Mapear e compreender essa divisão é “o cerne da lógica matemática”, explica Theodore Slaman, professor de matemática na Universidade da Califórnia, nos EUA. Este esforço leva diretamente a questões de objetividade matemática, o significado do infinito e a relação entre a matemática e a realidade física.

Mais concretamente, a nova prova resolve uma questão que iludiu os maiores especialistas durante duas décadas: a classificação de uma declaração conhecida como “Teorema de Ramsey para os pares”, ou Teorema Infinito de Ramsey. Quase todos os teoremas podem ser considerados equivalentes a um punhado de grandes sistemas de lógica – conjuntos de partida de premissas que podem ou não incluir o infinito, e que abrangem a divisão finito-infinito – o teorema de Ramsey fica entre estas linhas. “Este é um caso extremamente excepcional”, afirma Ulrich Kohlenbach, professor de matemática na Universidade Técnica de Darmstadt, na Alemanha. “É por isso que é tão interessante”.

Construindo a ponte

Na nova prova, Keita Yokoyama, de 34 anos, matemático no Instituto Avançado de Ciência e Tecnologia do Japão, e Ludovic Patey, 27 anos, cientista da computação da Paris Diderot University, fixaram para baixo a força lógica do teorema de Ramsey – mas não a um nível que as pessoas esperavam. O teorema é ostensivamente uma declaração sobre objetos infinitos. E, no entanto, Yokoyama e Patey descobriram que ele é “finitamente redutível”: é equivalente em força para um sistema de lógica que não invoca o infinito.

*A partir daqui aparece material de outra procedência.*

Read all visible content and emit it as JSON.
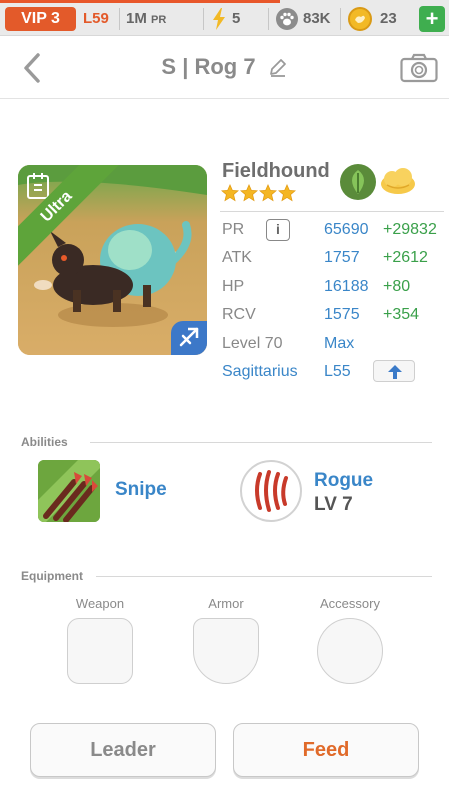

Este resultado significa que o aparelho infinito do teorema de Ramsey pode ser manejado para provar novos fatos na matemática finita, formando uma ponte surpreendente entre o finito e o infinito. “O resultado de Patey e Yokoyama é realmente um grande avanço”, diz Andreas Weiermann, da Universidade de Ghent, na Bélgica, cuja obra própria no teorema de Ramsey desbloqueou um passo da nova prova.

O Teorema de Ramsey para os pares é a declaração envolvendo o infinito mais complicada que é conhecida por ser finitamente redutível. Ela convida você a imaginar ter em mãos um conjunto infinito de objetos, tais como o conjunto de todos os números naturais. Cada objeto no conjunto é combinado com todos os outros objetos. Você, então, colore cada par de objetos de vermelho ou azul de acordo com alguma regra. (A regra pode ser: para qualquer par de números A <B, colorir o par azul se B <2A, se não, colorir o par vermelho). Quando isso é feito, teorema de Ramsey afirma que existirá um subconjunto monocromático infinito: um conjunto constituído infinitamente por muitos números, de tal modo que todos os pares que eles fizerem com todos os outros números serão da mesma cor. (Yokoyama, trabalhando com Slaman, agora está generalizando a prova para que ela se mantenha para qualquer número de cores).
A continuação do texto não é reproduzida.